An Islamist group claimed the seizing of dozens of Western hostages in Algeria Wednesday, saying the raid on the In Amenas gas field was in retaliation for French military intervention in Mali.
"We announce that we have successfully staged a large-scale attack in response to... the crusade being waged by French forces in Mali," said a statement on a Mauritanian website by a group calling itself "Signatories for Blood" -- the name of a katiba, or combat unit, led by Algerian national Mokhtar Belmokhtar, a former leader of Al-Qaeda in the Islamic Maghreb (AQIM).
The statement claimed there were "more than 40" foreign hostages, whom it called "crusaders", including seven Americans and two British.
"We hold Algeria and the hostages' countries responsible for any delay in meeting our conditions, the first of which is a halt to this aggression against our people in Mali," it said.
Mauritanian media separately reported Islamists as saying they were holding 41 hostages.
The statement by "Signatories for Blood" was published on a website called Alakhbar, which often carries material from Islamist groups.

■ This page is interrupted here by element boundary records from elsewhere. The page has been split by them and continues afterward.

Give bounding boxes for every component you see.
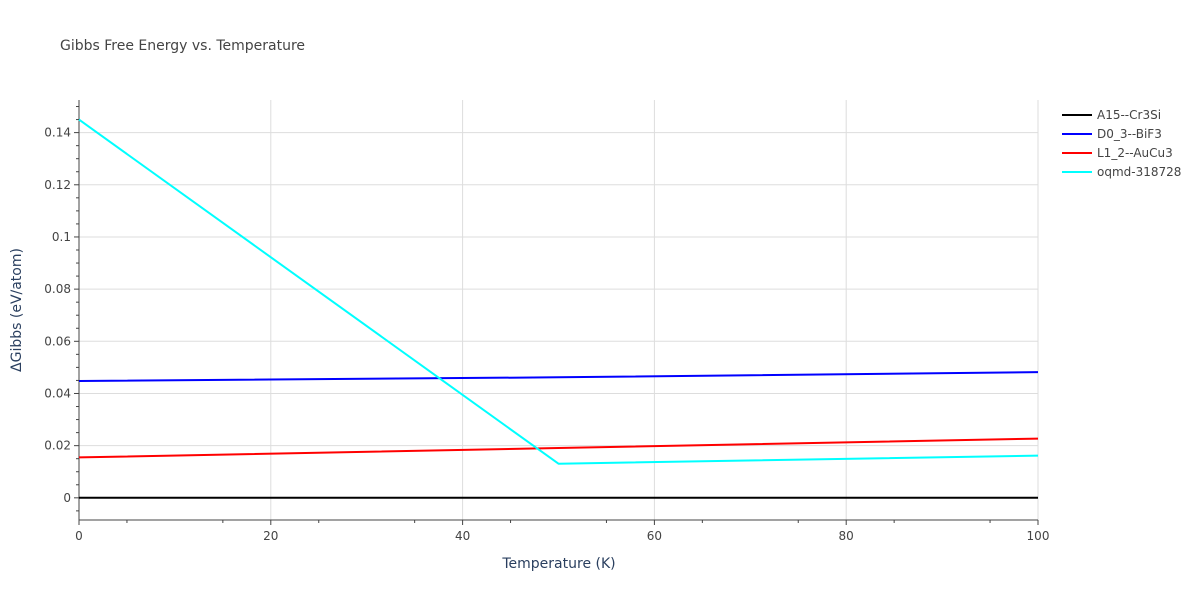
x-tick-label: 20 <box>263 529 278 543</box>
x-tick-label: 100 <box>1027 529 1050 543</box>
legend-label: L1_2--AuCu3 <box>1097 146 1173 160</box>
series-line-oqmd-318728 <box>78 118 1039 465</box>
y-tick-label: 0.06 <box>44 334 71 348</box>
x-tick-label: 0 <box>75 529 83 543</box>
y-tick-label: 0.12 <box>44 178 71 192</box>
x-tick-label: 80 <box>839 529 854 543</box>
legend: A15--Cr3Si D0_3--BiF3 L1_2--AuCu3 oqmd-3187… <box>1062 108 1181 179</box>
y-tick-label: 0.14 <box>44 126 71 140</box>
x-tick-label: 40 <box>455 529 470 543</box>
legend-label: A15--Cr3Si <box>1097 108 1161 122</box>
y-tick-label: 0.04 <box>44 386 71 400</box>
y-tick-label: 0 <box>63 491 71 505</box>
legend-label: D0_3--BiF3 <box>1097 127 1162 141</box>
grid-lines <box>79 100 1039 520</box>
y-tick-label: 0.08 <box>44 282 71 296</box>
chart-title: Gibbs Free Energy vs. Temperature <box>60 38 305 54</box>
series-line-d0-3-bif3 <box>78 371 1039 382</box>
legend-label: oqmd-318728 <box>1097 165 1181 179</box>
x-axis-title: Temperature (K) <box>501 556 615 572</box>
series-line-l1-2-aucu3 <box>78 437 1039 459</box>
plot-area <box>78 118 1039 499</box>
y-tick-label: 0.1 <box>52 230 71 244</box>
y-axis-title: ΔGibbs (eV/atom) <box>9 248 25 372</box>
y-tick-label: 0.02 <box>44 439 71 453</box>
axes: 0 20 40 60 80 100 0 0.02 0.04 0.06 0.08 0.1 0.12 0.14 <box>44 100 1049 543</box>
x-tick-label: 60 <box>647 529 662 543</box>
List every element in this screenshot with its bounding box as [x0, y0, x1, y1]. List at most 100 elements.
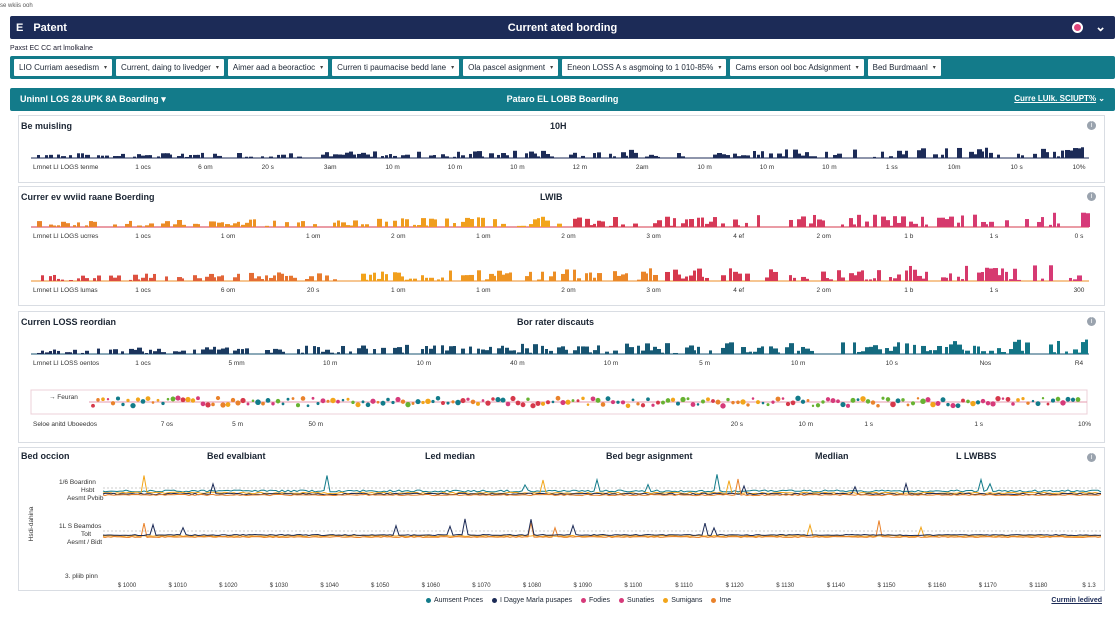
activity-bar	[213, 221, 216, 227]
activity-bar	[677, 274, 681, 281]
event-dot	[975, 400, 981, 405]
event-dot	[300, 396, 306, 401]
activity-bar	[1033, 153, 1037, 158]
activity-bar	[193, 223, 198, 227]
activity-bar	[905, 150, 908, 158]
activity-bar	[181, 278, 184, 281]
filter-chip[interactable]: Ola pascel asignment ▾	[463, 59, 559, 76]
activity-bar	[113, 277, 118, 281]
activity-bar	[197, 224, 200, 227]
event-dot	[320, 398, 326, 404]
chevron-down-icon[interactable]: ⌄	[1095, 19, 1106, 34]
activity-bar	[977, 272, 981, 281]
filter-chip[interactable]: Current, daing to livedger ▾	[116, 59, 224, 76]
activity-bar	[137, 347, 142, 354]
activity-bar	[341, 345, 345, 354]
activity-bar	[917, 150, 921, 158]
activity-bar	[249, 219, 252, 227]
legend-item[interactable]: Fodies	[581, 597, 610, 604]
activity-bar	[745, 155, 750, 158]
event-dot	[751, 397, 755, 400]
event-dot	[746, 403, 750, 407]
unit-selector[interactable]: Uninnl LOS 28.UPK 8A Boarding ▾	[20, 94, 166, 104]
legend-item[interactable]: Sumigans	[663, 597, 702, 604]
activity-bar	[145, 273, 148, 281]
event-dot	[91, 403, 95, 408]
activity-bar	[1057, 156, 1060, 158]
filter-chip[interactable]: Aimer aad a beoractioc ▾	[227, 59, 329, 76]
activity-bar	[125, 223, 129, 227]
activity-bar	[981, 351, 986, 354]
activity-bar	[225, 224, 230, 227]
activity-bar	[1073, 148, 1078, 158]
activity-bar	[145, 155, 150, 158]
activity-bar	[805, 348, 810, 354]
legend-swatch	[619, 598, 625, 603]
tick-label: 20 s	[731, 421, 744, 428]
activity-bar	[1017, 339, 1021, 354]
activity-bar	[1013, 341, 1018, 354]
filter-chip[interactable]: Curren ti paumacise bedd lane ▾	[332, 59, 460, 76]
legend-item[interactable]: I Dagye Marla pusapes	[492, 597, 572, 604]
activity-bar	[545, 153, 550, 158]
tick-label: 2am	[636, 164, 649, 171]
activity-bar	[53, 274, 56, 281]
row-label: Aesmt Pvbib	[67, 495, 104, 502]
timeline-track: Lrnnet LI LOGS tenme 1 ocs 6 om 20 s 3am 10 m…	[31, 147, 1089, 171]
legend-item[interactable]: Aumsent Pnces	[426, 597, 483, 604]
activity-bar	[989, 268, 994, 281]
activity-bar	[853, 275, 858, 281]
panel-subtitle: Bed evalbiant	[207, 451, 266, 461]
tick-label: 1 b	[904, 287, 913, 294]
event-dot	[631, 398, 635, 402]
filter-chip[interactable]: Bed Burdmaanl ▾	[867, 59, 941, 76]
filter-chip[interactable]: Cams erson ool boc Adsignment ▾	[730, 59, 864, 76]
activity-bar	[685, 219, 688, 227]
event-dot	[950, 402, 956, 409]
activity-bar	[921, 345, 926, 354]
activity-bar	[229, 225, 234, 227]
tick-label: 10 m	[791, 360, 805, 367]
activity-bar	[897, 274, 901, 281]
filter-chip[interactable]: Eneon LOSS A s asgmoing to 1 010-85% ▾	[562, 59, 727, 76]
activity-bar	[1069, 277, 1072, 281]
event-dot	[605, 396, 611, 402]
track-legend: → Feuran	[49, 394, 78, 401]
info-icon[interactable]: i	[1087, 317, 1096, 326]
panel-los-median: Curren LOSS reordian Bor rater discauts …	[18, 311, 1105, 443]
footer-link[interactable]: Curmin ledived	[1051, 597, 1102, 604]
filter-chip[interactable]: LIO Curriam aesedism ▾	[14, 59, 113, 76]
legend-item[interactable]: Sunaties	[619, 597, 654, 604]
info-icon[interactable]: i	[1087, 121, 1096, 130]
activity-bar	[481, 217, 485, 227]
event-dot	[676, 401, 680, 406]
activity-bar	[329, 156, 334, 158]
activity-bar	[1025, 342, 1030, 354]
legend-item[interactable]: Ime	[711, 597, 731, 604]
info-icon[interactable]: i	[1087, 453, 1096, 462]
event-dot	[881, 396, 885, 400]
activity-bar	[973, 154, 978, 158]
activity-bar	[269, 352, 274, 354]
app-logo[interactable]: E	[16, 21, 24, 34]
activity-bar	[469, 346, 472, 354]
tick-label: 1 om	[391, 287, 405, 294]
event-dot	[495, 397, 501, 403]
event-dot	[391, 400, 395, 405]
tick-label: 12 m	[573, 164, 587, 171]
event-dot	[110, 401, 116, 406]
metric-selector[interactable]: Curre LUlk. SCIUPT% ⌄	[1014, 94, 1105, 103]
event-dot	[145, 396, 151, 401]
notification-icon[interactable]	[1072, 22, 1083, 33]
activity-bar	[237, 348, 240, 354]
event-dot	[346, 397, 350, 401]
activity-bar	[149, 349, 152, 354]
event-dot	[761, 401, 765, 405]
activity-bar	[41, 275, 44, 281]
activity-bar	[253, 278, 258, 281]
info-icon[interactable]: i	[1087, 192, 1096, 201]
activity-bar	[161, 223, 166, 227]
activity-bar	[977, 346, 980, 354]
app-name[interactable]: Patent	[33, 21, 67, 34]
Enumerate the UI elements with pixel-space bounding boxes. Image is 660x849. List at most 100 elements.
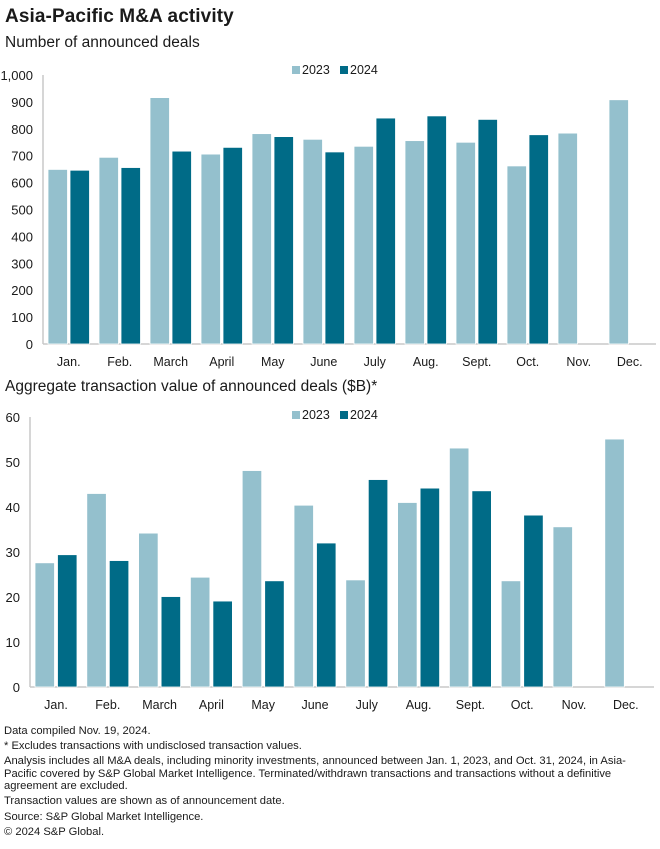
bar-2023-oct	[500, 580, 522, 688]
legend-swatch-2023	[292, 411, 300, 419]
bar-2024-aug	[419, 487, 441, 688]
y-tick-label: 100	[11, 310, 33, 325]
note-values: Transaction values are shown as of annou…	[4, 795, 285, 808]
note-analysis: Analysis includes all M&A deals, includi…	[4, 755, 626, 793]
x-tick-label: Feb.	[95, 698, 120, 712]
x-tick-label: April	[209, 355, 234, 369]
bar-2024-june	[324, 151, 345, 345]
bar-2024-may	[273, 136, 294, 345]
bar-2024-aug	[426, 115, 447, 345]
bar-2023-march	[138, 532, 159, 688]
y-tick-label: 800	[11, 122, 33, 137]
y-tick-label: 600	[11, 176, 33, 191]
bar-2023-april	[189, 576, 211, 688]
bar-2023-aug	[397, 502, 418, 688]
y-tick-label: 20	[6, 590, 20, 605]
bar-2023-feb	[86, 493, 107, 688]
x-tick-label: May	[251, 698, 275, 712]
chart-1-title: Number of announced deals	[5, 34, 200, 51]
bar-2023-june	[302, 138, 323, 345]
note-exclusion: * Excludes transactions with undisclosed…	[4, 740, 302, 753]
x-tick-label: June	[310, 355, 337, 369]
bar-2024-sept	[471, 490, 492, 688]
bar-2023-nov	[552, 526, 573, 688]
x-tick-label: July	[364, 355, 387, 369]
bar-2024-feb	[120, 167, 141, 345]
deal-value-chart: 0 10 20 30 40 50 60 Jan. Feb. March April May June Ju…	[6, 408, 654, 712]
note-copyright: © 2024 S&P Global.	[4, 825, 105, 838]
x-tick-label: Jan.	[44, 698, 68, 712]
bar-2023-june	[293, 504, 314, 688]
bar-2023-may	[241, 470, 263, 688]
bar-2023-jan	[47, 169, 68, 345]
bar-2024-july	[367, 479, 389, 688]
deal-count-chart: 0 100 200 300 400 500 600 700 800 900 1,000 Jan. Feb…	[0, 63, 656, 369]
bar-2024-oct	[528, 134, 549, 345]
bar-2024-oct	[523, 514, 544, 688]
x-tick-label: Dec.	[613, 698, 639, 712]
x-tick-label: Sept.	[462, 355, 491, 369]
legend-label-2023: 2023	[302, 408, 330, 422]
bar-2024-april	[222, 146, 243, 345]
bar-2023-july	[345, 579, 366, 688]
x-tick-label: Feb.	[107, 355, 132, 369]
bar-2023-dec	[604, 438, 625, 688]
x-tick-label: March	[142, 698, 177, 712]
y-tick-label: 900	[11, 95, 33, 110]
bar-2024-june	[316, 542, 337, 688]
bar-2024-jan	[69, 169, 90, 345]
bar-2023-may	[251, 133, 272, 345]
y-tick-label: 60	[6, 410, 20, 425]
y-tick-label: 0	[13, 680, 20, 695]
x-tick-label: Sept.	[456, 698, 485, 712]
x-tick-label: June	[301, 698, 328, 712]
note-source: Source: S&P Global Market Intelligence.	[4, 810, 204, 823]
y-tick-label: 10	[6, 635, 20, 650]
x-tick-label: Aug.	[413, 355, 439, 369]
bar-2023-oct	[506, 165, 527, 345]
x-tick-label: Oct.	[516, 355, 539, 369]
legend-swatch-2024	[340, 66, 348, 74]
bar-2023-jan	[34, 562, 55, 688]
x-tick-label: Nov.	[566, 355, 591, 369]
footnotes: Data compiled Nov. 19, 2024. * Excludes …	[4, 725, 654, 841]
bar-2023-feb	[98, 156, 119, 345]
y-tick-label: 40	[6, 500, 20, 515]
y-tick-label: 400	[11, 229, 33, 244]
x-tick-label: May	[261, 355, 285, 369]
bar-2023-march	[149, 97, 170, 345]
bar-2024-feb	[108, 560, 130, 688]
bar-2024-april	[212, 600, 233, 688]
x-tick-label: Jan.	[57, 355, 81, 369]
legend-label-2023: 2023	[302, 63, 330, 77]
legend-swatch-2023	[292, 66, 300, 74]
y-tick-label: 500	[11, 203, 33, 218]
note-compiled: Data compiled Nov. 19, 2024.	[4, 725, 151, 737]
bar-2024-jan	[57, 554, 78, 688]
bar-2023-sept	[455, 141, 476, 345]
x-tick-label: July	[356, 698, 379, 712]
page-title: Asia-Pacific M&A activity	[5, 6, 234, 27]
y-tick-label: 300	[11, 256, 33, 271]
bar-2023-aug	[404, 140, 425, 345]
x-tick-label: March	[153, 355, 188, 369]
legend-label-2024: 2024	[350, 63, 378, 77]
bar-2024-march	[160, 596, 182, 688]
y-tick-label: 700	[11, 149, 33, 164]
x-tick-label: Nov.	[562, 698, 587, 712]
x-tick-label: Aug.	[406, 698, 432, 712]
chart-2-title: Aggregate transaction value of announced…	[5, 378, 378, 395]
y-tick-label: 200	[11, 283, 33, 298]
bar-2023-july	[353, 145, 374, 345]
legend-label-2024: 2024	[350, 408, 378, 422]
bar-2023-nov	[557, 132, 578, 345]
y-tick-label: 50	[6, 455, 20, 470]
x-tick-label: April	[199, 698, 224, 712]
x-tick-label: Oct.	[511, 698, 534, 712]
bar-2024-march	[171, 150, 192, 345]
y-tick-label: 30	[6, 545, 20, 560]
bar-2023-april	[200, 153, 221, 345]
bar-2023-dec	[608, 99, 629, 345]
x-tick-label: Dec.	[617, 355, 643, 369]
y-tick-label: 1,000	[0, 68, 33, 83]
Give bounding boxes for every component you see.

"Algeria was chosen for this operation to teach (Algerian President Abdelaziz) Bouteflika that we will never accept the humiliation of the Algerian people's honour... by opening Algerian airspace to French planes," it said.
France said Sunday that Algeria had agreed to allow French warplanes to cross its airspace on their way to Mali for raids on the Islamist rebels that seized the north of the country, which borders Algeria to the southeast, in April last year.
"This operation is also part of a worldwide campaign of struggle against Jews and crusaders," the statement added.
One Briton and an Algerian were killed in the attack on the In Amenas gas field, Algerian Interior Minister Dahou Ould Kablia said. Six people were also wounded.
The gas field is jointly operated by British oil giant BP, Norway's Statoil and state-run Algerian energy firm Sonatrach. Production was shut down after the attack on the site, which is located 1,300 kilometres (810 miles) southeast of Algiers, close to the Libyan border.
The attack was the first reprisal by the Islamists for the French assault on Mali, which began on January 11.